Conductor                          Agent(s)
──────────────────────────         ──────────────────────────
TaskDispatcher                     TaskConsumer
    │                                  │
    │  XADD cortex:tasks:{domain}      │
    ├──────────────────────────────────▶ XREADGROUP (consumer group)
    │                                  │
    │  XADD cortex:results             │  execute_fn(prompt, context)
    ◀──────────────────────────────────┤
    │                                  │
        Redis Streams backbone (RedisStreamBus)

A mesh has one conductor and one or more agents. The conductor routes incoming tasks (via TaskDispatcher) onto domain streams or agent-specific streams. Each agent runs a TaskConsumer that blocks on XREADGROUP, executes tasks, and writes results back.

The runtime ships without a bundled conductor or UI — you supply those.
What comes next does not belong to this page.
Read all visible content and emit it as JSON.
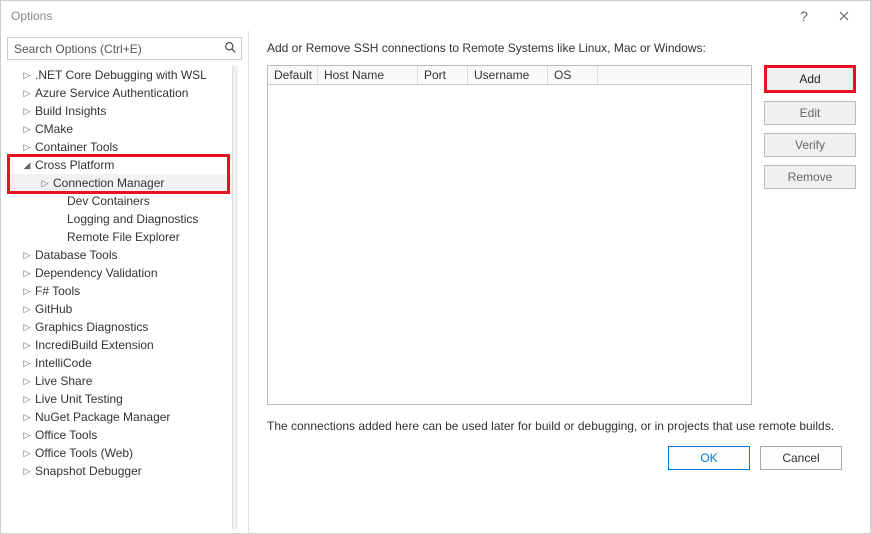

Bus design: why Redis Streams

The bus (MessageBus protocol, RedisStreamBus implementation) makes four commitments that ruled out simpler options:

Requirement Design choice
At-least-once delivery with explicit ACK XREADGROUP + consumer groups
Crash recovery without reprocessing from offset 0 Own-PEL redelivery via XAUTOCLAIM
Multi-agent fan-out on domain streams One stream per domain; each agent is a consumer in the group
Agent-specific direct routing Separate per-agent stream (cortex:tasks:agent:{name})

Compared to alternatives:

  • Kafka — operationally heavy for a fleet of 2–10 agents; no native per-message ACK at the consumer-group level without offset management complexity.
  • SQS / cloud queues — no offline self-hosted option; adds an AWS dependency to what is otherwise a local-first system.
  • pub/sub (Redis PUBLISH) — fire-and-forget; no at-least-once semantics, no crash recovery.

Stale socket watchdog

Redis keeps TCP connections alive, but a half-open socket (e.g. after a network partition) will block XREADGROUP indefinitely. The consumer uses asyncio.wait_for() around each blocking read with a configurable read_watchdog_ms (default 60 s). On timeout it reconnects and resumes. This closed a real incident where an agent consumed no tasks for 40+ minutes after an AWS Redis failover.

Own-PEL redelivery

On startup, RedisStreamBus calls XAUTOCLAIM to reclaim any messages in its own pending-entry list (PEL) that were not ACKed before the last crash. This prevents messages from sitting in the PEL indefinitely after an agent restart.


Turn loop

A single task execution follows this path:

1. XREADGROUP blocks on domain and agent streams
2. Deserialize message → TaskPayload
3. Mark message as "responded" in Redis (idempotency key)
4. Load session context (hot/warm/cold tiers — see below)
5. Build prompt (ContextRuntime.build_prompt)
6. Stream execute_fn(prompt, context) → yields StreamChunks
7. For each OUTPUT chunk → forward to reply channel
8. On COMPLETE chunk → finalize TaskResult, extract discoveries + memory proposals
9. XADD result to cortex:results stream
10. XACK message on the domain/agent stream

Steps 3 and 10 bracket the execution window. If the agent crashes between them, XAUTOCLAIM returns the message on next startup (step 1 of the next run) and the resumed: bool flag on the Envelope lets execute_fn adjust its behavior.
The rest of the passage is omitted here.